Tears of hope

Dean of Duke University Chapel

People have been crying for hundreds and thousands of years—and their tears have not only expressed grief but also planted seeds of hope.

About 1,600 years ago a young North African man named Augustine, who would become a great bishop and Christian theologian, struggled to mourn when he was by his mother’s side when she expired her last breath. Augustine closed her eyes and as he describes in his book Confessions, “a great wave of sorrow surged into [his] heart.” Tears started to come but he “stemmed the flow” and the tears dried up. He thought it was more mature to put his “sobs in check” and not mark his mother’s death in that way because it was not total extinction or misery since she was a woman of faith. He fought against the wave of emotional sorrow and didn’t even shed a tear at the burial ground. It wasn’t until he woke up the next morning that he wept for her and himself and wrote, “The tears which I have been holding back streamed down, and I let them flow as freely as they would, making of them a pillow for my heart. On them it rested….” His heart rests on a pillow of tears, that is, on grief. 

There is still so much to grieve in our world today. All of the uncertainty. All of the fear. All of the anguish. All of the pain. All of the tension, politically, socially and racially. All of the loss, economically and physically. There are now more than 200,000 deaths due to the vicious virus known as COVID-19. Lives are cut too short by a virus or a law enforcement bullet in another Black body, like Breonna Taylor’s. 

Like Augustine’s initial approach to grief, some people may want to prevent their tears from flowing even in the face of suffering and death. Within traditional notions of masculinity and a machismo mentality, we hear that “real men don’t cry.” This is bogus philosophy and a myopic view of the full spectrum of human experience. During this challenging time, even at Duke, you might encounter people steeped in sorrow, loneliness, isolation and hurt. Tears might be their food day and night. And there’s nothing wrong with this, because at some point in our lives, we all will travel a path of tears.

About 1,000 years before Augustine, the Hebrew Prophet Jeremiah traveled a road of sorrow and anguish and did so courageously and honestly. He didn’t avoid the abyss but faced it. He was not afraid to grieve, moan and groan. He was not afraid to face the pain of his people or his own suffering and shed tears as a path of solidarity with those who were suffering. This is why he’s known as the weeping prophet.

Tears are a part of his prophetic work and actually, there is much fruit from tears. As one Yiddish proverb says, "What soap is for the baby, tears are for the soul." Jeremiah’s tear-filled grief was prophetic because he refused to be silent in the face of horror and terror and injustice. He didn’t shrink back from voicing the raw grief of life. Tears can represent a torn heart, but this type of tear-filled grief and pathos is also a form of social criticism. One may shed tears because one refuses to shrink back from struggle and pain and injustice. Joy may be gone but hope is not.
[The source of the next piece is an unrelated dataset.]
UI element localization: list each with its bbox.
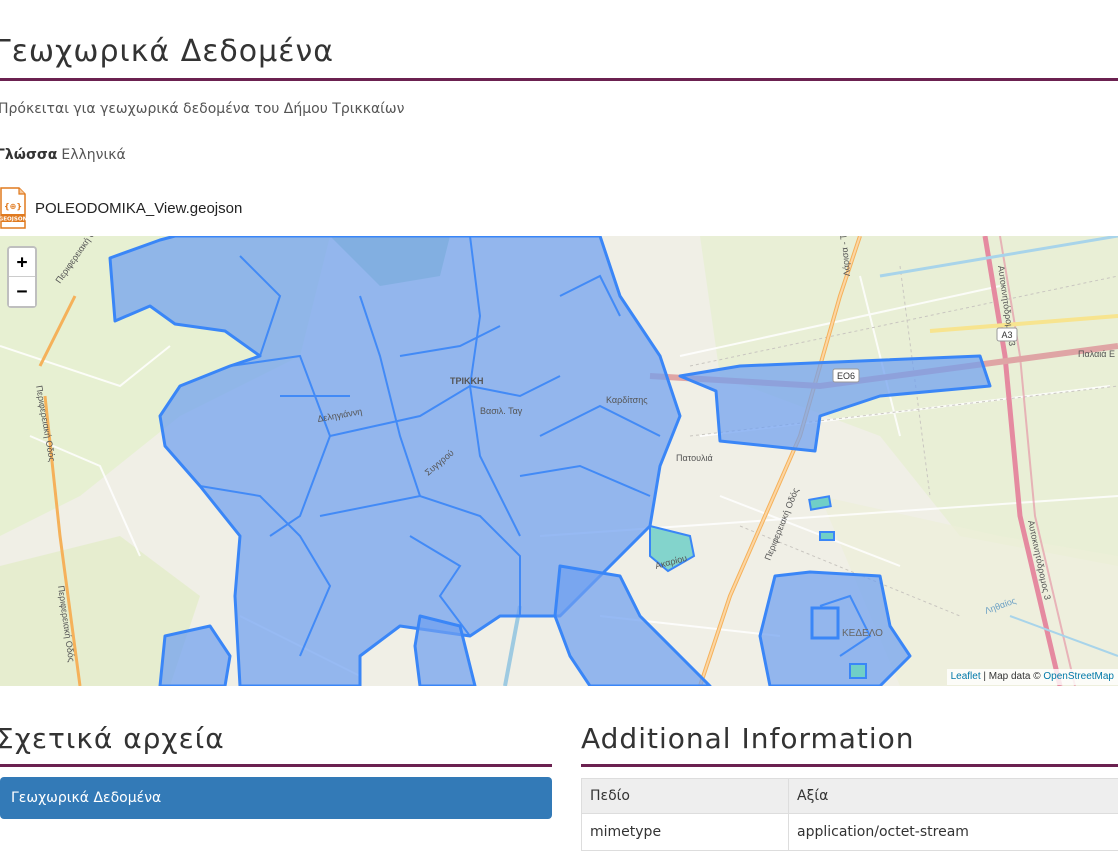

Prophets like Jeremiah are prisoners of hope. Their jeers and tears are rooted in a hope in God. Those who do not grieve cannot truly hope because weeping waters the soil for a new life to emerge. The tears flowing from Jeremiah’s head are not a sign of weakness but strength of spirit in the Spirit. All of this weeping and lamentation doesn’t represent an erosion of hope but necessary elements of hope. In Augustinian fashion, tears form a pillow and on them, hope rests, making tears a part of the texture of hope.

One insight into this comes from part of the story of Jeremiah when we are told God refers to Godself as a “fountain of living water” and the people use “cracked cisterns that can hold no water” (Jeremiah 2:13). Later Jeremiah moans his mourning: “O that my head were a spring of water, and my eyes a fountain of tears, so that I might weep day and night for the slain of my poor people!” (Jeremiah 9:1). His weeping then suggests the presence of the divine—that God is in his tears, in the water of holy weeping. This means that hope is tear-stained. If not, it is not real hope because tears sow the seeds of hope. I can’t help but believe as a minister that God is in our tears. 

Closer to our own time, Pauli Murray, Durham’s own poet and civil rights leader, has said, “Hope is a song in a weary throat.” Or, as the influential American pastor and preacher J. Alfred Smith has proclaimed, “hope is a tiny sprout growing in cracked concrete.” That means the tears, the suffering, the weary throat, the cracked concrete are the settings out of which hope is born. Hope comes amid our grief, despite our grief, but not without it. Hope is tinged with the ashes of despair and resides in and rises out of the ruins of human life. 

So, go ahead and cry, and don’t underestimate tears because they may not mean what you think. They may be a pillow for a heart filling with hope. They may reveal that you are actually a prophet who sows tears and reaps hope. Your tears can be a sign of hope. 

Rev. Dr. Luke A. Powery is the Dean of Duke University Chapel. His column runs on alternate Mondays.